The other brilliant part is actually the islands themselves. These are procedurally generated, and their size, shape, and features will vary wildly. What makes it so great though is that the islands themselves have a huge effect on the strategy that you’ll use on them. What works on one island might go very badly on the next, purely because the shape is different, forcing you to adapt and do things in a new way. Alot of games that use proc-gen, will tend to do so in a way that manages to make it not REALLY matter… each run ends up same-y even despite all of the supposed procedural aspects. But not here. The proc-gen is very meaningful, and will keep the challenges coming as you keep playing. I’m seriously impressed by this aspect of the game. It’s always exciting when you move on to the next island and see what sort of challenge you’ll be facing next.
And even with all of that going on, Islanders is a game that respects your time. You dont need to do long 3-hour sessions to feel like you accomplished something. Granted, you CAN do that, and chances are you will indeed do so (the game is very addictive and fun) but at the same time, you could jump in for a quick 10 minutes, build a bit, score some points, and feel like you did something. You can save and exit at any time, which is important in a game like this.

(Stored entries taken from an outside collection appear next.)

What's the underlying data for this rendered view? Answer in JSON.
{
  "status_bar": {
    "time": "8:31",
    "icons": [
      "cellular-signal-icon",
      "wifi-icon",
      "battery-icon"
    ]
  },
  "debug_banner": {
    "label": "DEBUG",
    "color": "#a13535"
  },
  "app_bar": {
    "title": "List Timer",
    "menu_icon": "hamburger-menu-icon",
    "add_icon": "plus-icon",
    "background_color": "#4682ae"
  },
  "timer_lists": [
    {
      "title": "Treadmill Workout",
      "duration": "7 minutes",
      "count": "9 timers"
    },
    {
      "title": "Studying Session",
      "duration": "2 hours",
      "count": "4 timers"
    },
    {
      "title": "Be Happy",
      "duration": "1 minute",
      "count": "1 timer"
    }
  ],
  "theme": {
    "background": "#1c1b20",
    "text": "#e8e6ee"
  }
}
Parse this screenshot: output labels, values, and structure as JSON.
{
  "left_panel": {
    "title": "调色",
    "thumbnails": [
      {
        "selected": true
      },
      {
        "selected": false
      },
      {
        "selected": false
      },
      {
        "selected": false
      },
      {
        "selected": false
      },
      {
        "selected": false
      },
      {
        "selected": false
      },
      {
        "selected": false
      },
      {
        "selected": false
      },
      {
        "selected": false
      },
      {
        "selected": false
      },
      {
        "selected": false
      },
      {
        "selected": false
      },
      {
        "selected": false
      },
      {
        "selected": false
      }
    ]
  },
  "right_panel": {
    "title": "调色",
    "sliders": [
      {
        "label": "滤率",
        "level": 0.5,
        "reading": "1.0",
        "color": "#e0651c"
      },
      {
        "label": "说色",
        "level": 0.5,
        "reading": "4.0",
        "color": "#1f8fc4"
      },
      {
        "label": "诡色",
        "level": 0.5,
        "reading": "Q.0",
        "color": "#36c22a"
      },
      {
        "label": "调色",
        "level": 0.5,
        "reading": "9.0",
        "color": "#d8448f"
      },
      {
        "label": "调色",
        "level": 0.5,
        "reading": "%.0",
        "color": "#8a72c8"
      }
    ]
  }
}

Overall, Islanders is an amazing game, with endless replay value and challenge for those that want it, yet managing a quite relaxing, non-frustrating atmosphere at the very same time. Easy to learn and play, yet the depth it contains means there’s no end to the possible strategies you can employ. A truly masterful example of minimalist design done right.
I enjoyed the honesty of the dev’s video to kind of give you a quick run down.
The game isn’t a fun little city builder. When playing you have to put aesthetics aside because it’s not about making your city look good. It’s all about optimal placement for each building to get awarded the most points while minimizing any penalties. To keep playing, you have to reach an ever increasing score threshold. At some point you’ll accumulate enough points to progress to the next island. If you haven’t unlocked the next island and fail to meet the next score threshold, it’s game over.
The strategy comes in understanding the building combinations that work well, having a plan for where you’re going to build, and deciding which buildings to place first. As you accumulate points, you’ll be awarded more buildings. You want to keep thinking ahead so that you can build up an area so that you can realize the maximum potential of those high scoring buildings for 100+ points at a time. However you have to be careful that you’re not planning too far ahead and lose sight of the immediate goal of repeatedly hitting that scoring threshold. Eventually you will run out of room, optimal scoring locations, and you’re done. Hopefully you’ve unlocked the next island to continue.
I enjoy the game and do recommend it. However it’s one of those games that is meant to be played multiple times, always trying to beat your best score. It can start to get repetitive, even with the procedurally generated islands. Then after playing a few hours and reaching a new high score, it’s a bit deflating starting back at the first island with 0 points. That’s just the way the game is.